Greek Style Quinoa Salad

by Rachel on August 20, 2013

Greek Style Quinoa Salad

The Sterns eat a lot of Quinoa. We eat less pasta these days but way more quinoa. I’m assuming that’s a good thing. Quinoa is high in protein and low in carbs – so the trade-off between pasta and quinoa seems like a good trade. Truth be told we’ve really made the switch because we like it better. We fight over quinoa leftovers (seriously) with members of the family making arguments about who deserves the last ¼ cup more than someone else does. It’s comical. The next reality show – Quinoa Wars, set in the Stern house with a lot of small and large Sterns yelling, “It’s mine.” “No, it’s MINE.”

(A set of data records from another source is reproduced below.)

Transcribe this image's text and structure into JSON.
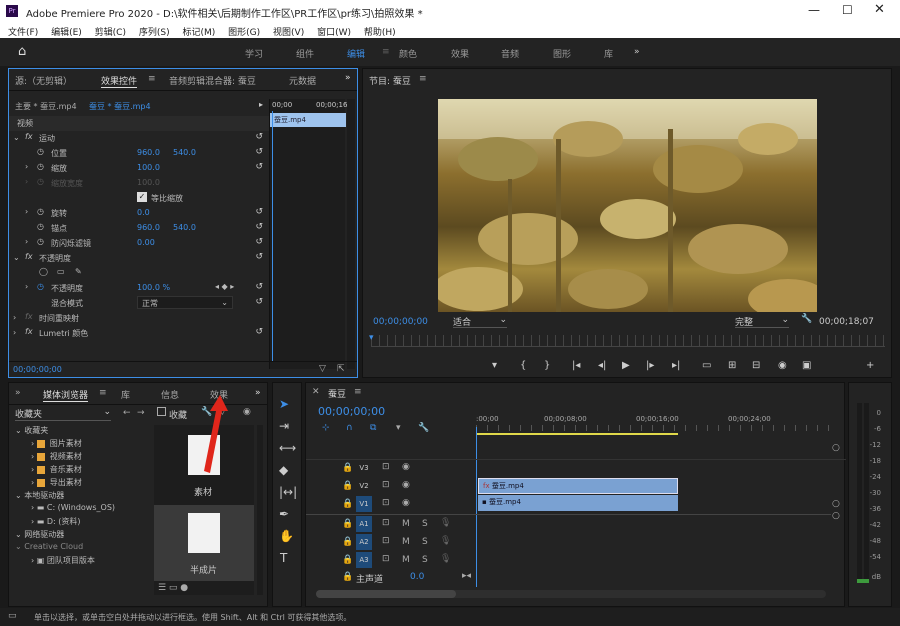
{
  "app": {
    "title": "Adobe Premiere Pro 2020 - D:\\软件相关\\后期制作工作区\\PR工作区\\pr练习\\拍照效果 *"
  },
  "menu": [
    "文件(F)",
    "编辑(E)",
    "剪辑(C)",
    "序列(S)",
    "标记(M)",
    "图形(G)",
    "视图(V)",
    "窗口(W)",
    "帮助(H)"
  ],
  "workspaces": {
    "learn": "学习",
    "assembly": "组件",
    "edit": "编辑",
    "color": "颜色",
    "effects": "效果",
    "audio": "音频",
    "graphics": "图形",
    "library": "库"
  },
  "source_panel": {
    "tab_source": "源:（无剪辑）",
    "tab_effect_controls": "效果控件",
    "tab_audio_mixer": "音频剪辑混合器: 蚕豆",
    "tab_metadata": "元数据",
    "master": "主要 * 蚕豆.mp4",
    "seq": "蚕豆 * 蚕豆.mp4",
    "tc_start": "00;00",
    "tc_end": "00;00;16",
    "clip": "蚕豆.mp4",
    "timecode": "00;00;00;00"
  },
  "effects": {
    "video": "视频",
    "motion": "运动",
    "position": "位置",
    "pos_x": "960.0",
    "pos_y": "540.0",
    "scale": "缩放",
    "scale_v": "100.0",
    "scale_w": "缩放宽度",
    "scale_w_v": "100.0",
    "uniform": "等比缩放",
    "rotation": "旋转",
    "rotation_v": "0.0",
    "anchor": "锚点",
    "anchor_x": "960.0",
    "anchor_y": "540.0",
    "flicker": "防闪烁滤镜",
    "flicker_v": "0.00",
    "opacity_group": "不透明度",
    "opacity": "不透明度",
    "opacity_v": "100.0 %",
    "blend": "混合模式",
    "blend_v": "正常",
    "remap": "时间重映射",
    "lumetri": "Lumetri 颜色"
  },
  "program": {
    "title": "节目: 蚕豆",
    "timecode": "00;00;00;00",
    "fit": "适合",
    "quality": "完整",
    "duration": "00;00;18;07"
  },
  "project": {
    "tab_media": "媒体浏览器",
    "tab_lib": "库",
    "tab_info": "信息",
    "tab_effects": "效果",
    "favorites": "收藏夹",
    "collect": "收藏",
    "tree": [
      "收藏夹",
      "图片素材",
      "视频素材",
      "音乐素材",
      "导出素材",
      "本地驱动器",
      "C: (Windows_OS)",
      "D: (资料)",
      "网络驱动器",
      "Creative Cloud",
      "团队项目版本"
    ],
    "thumb1": "素材",
    "thumb2": "半成片"
  },
  "timeline": {
    "tab": "蚕豆",
    "timecode": "00;00;00;00",
    "ruler": [
      ":00;00",
      "00;00;08;00",
      "00;00;16;00",
      "00;00;24;00"
    ],
    "tracks": {
      "v3": "V3",
      "v2": "V2",
      "v1": "V1",
      "a1": "A1",
      "a2": "A2",
      "a3": "A3",
      "master": "主声道",
      "master_v": "0.0"
    },
    "clip_v2": "蚕豆.mp4",
    "clip_v1": "蚕豆.mp4",
    "m": "M",
    "s": "S"
  },
  "meter": [
    "0",
    "-6",
    "-12",
    "-18",
    "-24",
    "-30",
    "-36",
    "-42",
    "-48",
    "-54",
    "dB"
  ],
  "status": "单击以选择，或单击空白处并拖动以进行框选。使用 Shift、Alt 和 Ctrl 可获得其他选项。",
  "colors": {
    "accent": "#3d8ee6",
    "clip": "#7aa1d2",
    "folder": "#e8a63a"
  }
}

Greek Style Quinoa Salad (makes six side servings)

  • 1 ½ cups red quinoa
  • 3 cups water
  • 1 cup finely diced red onion
  • 1 cup finely diced Persian cucumbers (do not peel)
  • ½ cup finely diced chives
  • 1 cup diced cherry or grape tomatoes
  • 1 cup pitted Kalamata olives, finely diced
  • 1 cup feta cheese cut into tiny cubes
  • ¾ cup Lemon Celery Vinaigrette

Lemon Celery Vinaigrette (makes 1 ¾ cups of dressing)

  • 2-3 stalks celery
  • 1 medium shallot, cut in quarters
  • ½ cup freshly squeezed lemon juice
  • ½ cup EVO
  • ½ cup canola oil
  • 1 tablespoon prepared mustard
  • 2 teaspoons salt
  • 2 tablespoons mayonnaise (optional)

Dressing:

Place the celery and shallot at the bottom of your blender. Add the lemon juice and process until smooth. Gradually add all of the remaining ingredients and process until smooth. Will keep in the refrigerator for up to ten days.

Quinoa:

Rinse the dry quinoa in a fine mesh sieve. Put the three cups of water in a small saucepan that has a lid. Add the rinsed quinoa. Bring the water to a high simmer, stirring a few times. Turn down to low and cover. Simmer until the quinoa is just tender. You should see the white sprouts start to break out of the quinoa seeds. Drain the quinoa in your fine mesh sieve and set aside while you pull together your salad.

In a large mixing bowl toss together the red onion, cucumbers, chives, tomatoes, olives and the feta cheese. Add the warm quinoa. Toss gently. Add ¾ cup of the salad dressing. Toss gently and then serve. Can be made up to 8 hours ahead. Will get slightly soggy if served a second day.